Le texte a été présenté lors de la plénière du vendredi 24 juillet par la ministre de l’Environnement, du Développement durable et de la Nouvelle Économie du Climat, professeure Marie Nyange Ndambo.

Ce projet de loi prévoit notamment la mise en place de plusieurs mécanismes de mesurage, de notification et de vérification destinés à garantir la traçabilité des crédits carbone et à prévenir le double comptage. Le texte fait notamment référence à la norme ART TREES (Architecture for REDD+ Transactions), présentée comme un mécanisme devant contribuer à renforcer la transparence et la crédibilité des crédits carbone générés en RDC.

Le projet prévoit également l’instauration d’un mécanisme de prix plus équitable pour les crédits carbone. Il propose notamment un prix plancher d’au moins 20 USD par tonne, contre environ 5 USD auparavant. Cette orientation s’inscrit dans le cadre des dispositions de l’Article 6 de l’Accord de Paris sur le climat, avec l’ambition pour la RDC de se rapprocher progressivement des standards internationaux, notamment européens.

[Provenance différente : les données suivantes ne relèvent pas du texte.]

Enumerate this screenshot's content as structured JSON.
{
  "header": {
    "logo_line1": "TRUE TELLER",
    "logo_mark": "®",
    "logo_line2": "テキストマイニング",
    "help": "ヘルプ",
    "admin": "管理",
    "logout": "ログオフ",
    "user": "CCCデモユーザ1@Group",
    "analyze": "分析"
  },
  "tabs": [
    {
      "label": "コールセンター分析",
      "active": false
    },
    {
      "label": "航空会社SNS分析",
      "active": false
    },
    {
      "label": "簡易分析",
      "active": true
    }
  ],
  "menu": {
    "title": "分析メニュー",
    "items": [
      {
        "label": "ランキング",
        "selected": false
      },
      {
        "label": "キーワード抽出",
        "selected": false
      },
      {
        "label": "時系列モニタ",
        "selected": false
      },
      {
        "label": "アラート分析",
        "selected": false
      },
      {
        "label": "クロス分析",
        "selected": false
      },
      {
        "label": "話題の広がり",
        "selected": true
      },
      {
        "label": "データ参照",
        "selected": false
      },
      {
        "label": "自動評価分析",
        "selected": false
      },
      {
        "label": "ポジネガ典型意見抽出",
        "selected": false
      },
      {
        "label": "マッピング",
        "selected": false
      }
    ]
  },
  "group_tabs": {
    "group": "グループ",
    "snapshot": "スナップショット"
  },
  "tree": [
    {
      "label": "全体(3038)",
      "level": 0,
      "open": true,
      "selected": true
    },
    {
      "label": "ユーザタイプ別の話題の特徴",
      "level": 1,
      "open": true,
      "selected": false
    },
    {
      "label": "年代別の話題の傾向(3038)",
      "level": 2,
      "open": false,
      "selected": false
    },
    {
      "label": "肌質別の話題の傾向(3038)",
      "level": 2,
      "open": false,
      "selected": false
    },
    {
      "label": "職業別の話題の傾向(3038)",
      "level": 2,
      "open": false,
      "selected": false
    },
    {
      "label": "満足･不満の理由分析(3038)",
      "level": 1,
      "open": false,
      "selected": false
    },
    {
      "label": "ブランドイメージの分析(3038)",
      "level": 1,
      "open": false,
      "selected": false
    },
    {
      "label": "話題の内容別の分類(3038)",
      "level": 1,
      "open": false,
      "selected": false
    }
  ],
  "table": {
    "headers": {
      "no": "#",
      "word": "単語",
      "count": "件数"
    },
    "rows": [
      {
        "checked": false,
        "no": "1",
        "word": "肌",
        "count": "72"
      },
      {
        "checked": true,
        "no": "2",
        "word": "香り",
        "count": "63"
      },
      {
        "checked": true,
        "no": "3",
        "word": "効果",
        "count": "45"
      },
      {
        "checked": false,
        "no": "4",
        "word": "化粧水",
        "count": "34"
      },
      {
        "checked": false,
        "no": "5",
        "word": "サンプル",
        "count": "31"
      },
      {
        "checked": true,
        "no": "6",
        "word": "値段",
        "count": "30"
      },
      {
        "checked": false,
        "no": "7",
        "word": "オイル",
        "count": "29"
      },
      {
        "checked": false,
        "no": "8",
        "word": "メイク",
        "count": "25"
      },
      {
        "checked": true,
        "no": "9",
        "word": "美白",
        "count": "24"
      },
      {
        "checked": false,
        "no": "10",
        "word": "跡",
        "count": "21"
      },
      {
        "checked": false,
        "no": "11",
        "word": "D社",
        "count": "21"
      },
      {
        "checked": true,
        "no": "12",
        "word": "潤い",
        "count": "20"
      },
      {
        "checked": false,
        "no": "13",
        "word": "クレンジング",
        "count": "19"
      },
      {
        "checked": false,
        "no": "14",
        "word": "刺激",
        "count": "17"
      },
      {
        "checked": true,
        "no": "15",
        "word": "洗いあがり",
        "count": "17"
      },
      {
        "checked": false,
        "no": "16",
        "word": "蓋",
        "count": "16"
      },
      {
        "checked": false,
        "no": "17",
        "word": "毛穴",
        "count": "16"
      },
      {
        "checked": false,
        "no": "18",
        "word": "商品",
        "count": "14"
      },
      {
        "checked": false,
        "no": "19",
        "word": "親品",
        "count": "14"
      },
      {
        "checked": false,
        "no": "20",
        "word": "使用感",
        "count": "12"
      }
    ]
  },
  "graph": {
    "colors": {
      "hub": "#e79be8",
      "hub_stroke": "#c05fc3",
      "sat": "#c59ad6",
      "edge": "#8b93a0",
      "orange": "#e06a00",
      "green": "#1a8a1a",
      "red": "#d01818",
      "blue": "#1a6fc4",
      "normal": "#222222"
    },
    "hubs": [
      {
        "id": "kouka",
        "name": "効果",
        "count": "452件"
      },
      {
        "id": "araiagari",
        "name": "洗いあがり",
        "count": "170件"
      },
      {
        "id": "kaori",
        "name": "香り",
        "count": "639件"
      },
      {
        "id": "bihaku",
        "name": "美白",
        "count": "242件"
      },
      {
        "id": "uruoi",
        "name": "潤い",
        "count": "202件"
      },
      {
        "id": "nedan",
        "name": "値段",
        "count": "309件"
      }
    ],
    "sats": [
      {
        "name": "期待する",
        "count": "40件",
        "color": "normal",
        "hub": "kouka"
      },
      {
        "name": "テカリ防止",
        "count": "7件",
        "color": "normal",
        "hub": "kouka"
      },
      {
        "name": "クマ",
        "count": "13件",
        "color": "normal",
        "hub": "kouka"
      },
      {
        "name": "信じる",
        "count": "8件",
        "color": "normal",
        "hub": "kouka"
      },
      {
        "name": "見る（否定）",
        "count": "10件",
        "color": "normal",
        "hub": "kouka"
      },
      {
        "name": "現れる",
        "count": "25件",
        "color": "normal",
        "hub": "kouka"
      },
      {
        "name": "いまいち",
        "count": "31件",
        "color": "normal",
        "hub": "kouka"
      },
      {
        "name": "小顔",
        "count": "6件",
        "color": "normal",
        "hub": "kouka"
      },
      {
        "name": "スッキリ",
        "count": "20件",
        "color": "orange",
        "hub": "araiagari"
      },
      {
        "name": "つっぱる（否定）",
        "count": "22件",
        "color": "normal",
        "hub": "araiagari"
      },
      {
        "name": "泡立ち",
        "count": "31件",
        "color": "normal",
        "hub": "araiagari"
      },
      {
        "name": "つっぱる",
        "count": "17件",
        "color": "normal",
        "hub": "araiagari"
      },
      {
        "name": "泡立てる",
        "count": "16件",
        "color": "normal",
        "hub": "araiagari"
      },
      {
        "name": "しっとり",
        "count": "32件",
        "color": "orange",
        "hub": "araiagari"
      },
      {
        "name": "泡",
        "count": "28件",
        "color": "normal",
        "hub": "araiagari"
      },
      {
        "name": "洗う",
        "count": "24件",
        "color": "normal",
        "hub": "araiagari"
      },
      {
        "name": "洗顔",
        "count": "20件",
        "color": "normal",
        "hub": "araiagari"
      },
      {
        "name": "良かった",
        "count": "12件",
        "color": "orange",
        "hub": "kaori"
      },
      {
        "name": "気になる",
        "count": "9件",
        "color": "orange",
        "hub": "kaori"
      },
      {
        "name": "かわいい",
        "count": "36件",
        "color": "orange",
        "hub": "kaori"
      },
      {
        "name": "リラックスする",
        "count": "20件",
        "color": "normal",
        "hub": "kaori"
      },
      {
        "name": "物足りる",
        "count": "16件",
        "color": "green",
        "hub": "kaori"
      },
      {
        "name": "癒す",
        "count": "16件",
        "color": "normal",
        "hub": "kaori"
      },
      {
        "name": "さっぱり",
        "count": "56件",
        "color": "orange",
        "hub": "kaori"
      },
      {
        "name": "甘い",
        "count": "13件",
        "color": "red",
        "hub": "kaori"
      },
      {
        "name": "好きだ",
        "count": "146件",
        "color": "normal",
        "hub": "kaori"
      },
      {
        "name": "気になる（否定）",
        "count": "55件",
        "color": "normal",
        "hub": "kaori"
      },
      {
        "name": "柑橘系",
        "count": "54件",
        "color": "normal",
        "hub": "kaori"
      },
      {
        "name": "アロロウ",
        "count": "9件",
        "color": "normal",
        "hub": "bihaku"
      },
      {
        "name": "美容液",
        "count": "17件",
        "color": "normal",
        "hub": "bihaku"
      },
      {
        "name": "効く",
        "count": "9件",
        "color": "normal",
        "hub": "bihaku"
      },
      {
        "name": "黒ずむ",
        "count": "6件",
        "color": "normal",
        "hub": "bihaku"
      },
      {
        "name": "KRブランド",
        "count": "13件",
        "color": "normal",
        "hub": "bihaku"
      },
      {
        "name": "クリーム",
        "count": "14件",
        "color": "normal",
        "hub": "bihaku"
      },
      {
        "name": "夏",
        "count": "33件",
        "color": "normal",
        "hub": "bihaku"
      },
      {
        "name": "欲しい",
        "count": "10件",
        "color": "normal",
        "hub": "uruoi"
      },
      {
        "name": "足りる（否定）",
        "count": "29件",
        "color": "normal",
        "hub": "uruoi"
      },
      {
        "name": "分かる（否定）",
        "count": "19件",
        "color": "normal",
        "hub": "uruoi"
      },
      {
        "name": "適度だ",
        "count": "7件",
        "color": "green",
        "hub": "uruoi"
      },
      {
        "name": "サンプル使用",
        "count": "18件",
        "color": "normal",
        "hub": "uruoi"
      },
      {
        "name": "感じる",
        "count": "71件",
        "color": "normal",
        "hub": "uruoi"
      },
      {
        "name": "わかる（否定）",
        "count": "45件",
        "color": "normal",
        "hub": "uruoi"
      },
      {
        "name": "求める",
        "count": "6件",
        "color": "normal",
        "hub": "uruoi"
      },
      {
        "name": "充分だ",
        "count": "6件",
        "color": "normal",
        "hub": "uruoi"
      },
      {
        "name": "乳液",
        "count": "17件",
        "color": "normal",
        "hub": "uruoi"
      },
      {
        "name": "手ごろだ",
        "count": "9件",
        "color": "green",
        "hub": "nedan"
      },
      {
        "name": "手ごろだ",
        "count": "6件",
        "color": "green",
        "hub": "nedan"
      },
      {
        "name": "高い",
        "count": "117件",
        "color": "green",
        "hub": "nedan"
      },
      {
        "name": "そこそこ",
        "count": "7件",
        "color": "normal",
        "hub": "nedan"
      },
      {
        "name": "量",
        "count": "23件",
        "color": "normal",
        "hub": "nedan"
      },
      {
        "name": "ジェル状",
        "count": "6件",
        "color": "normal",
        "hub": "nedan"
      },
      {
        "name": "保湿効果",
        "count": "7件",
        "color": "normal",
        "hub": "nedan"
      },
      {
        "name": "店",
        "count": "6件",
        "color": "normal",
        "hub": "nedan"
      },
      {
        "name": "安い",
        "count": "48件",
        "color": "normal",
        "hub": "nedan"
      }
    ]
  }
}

Devant les députés nationaux, la ministre Marie Nyange Ndambo a insisté sur l’urgence pour la RDC de mieux valoriser son potentiel environnemental.

« Le marché du carbone est une fenêtre d’opportunité limitée dans le temps. La RDC doit agir sans délai pour transformer son potentiel naturel en richesse nationale pour notre population », a-t-elle déclaré. La République démocratique du Congo dispose d'importantes ressources forestières, notamment le bassin du Congo, considéré comme l'un des principaux puits de carbone au monde. 

L’adoption de ce texte devrait permettre à la RDC de mieux encadrer son marché du carbone, de renforcer la transparence dans les transactions et d’assurer une meilleure valorisation des crédits carbone au bénéfice du pays et des communautés concernées.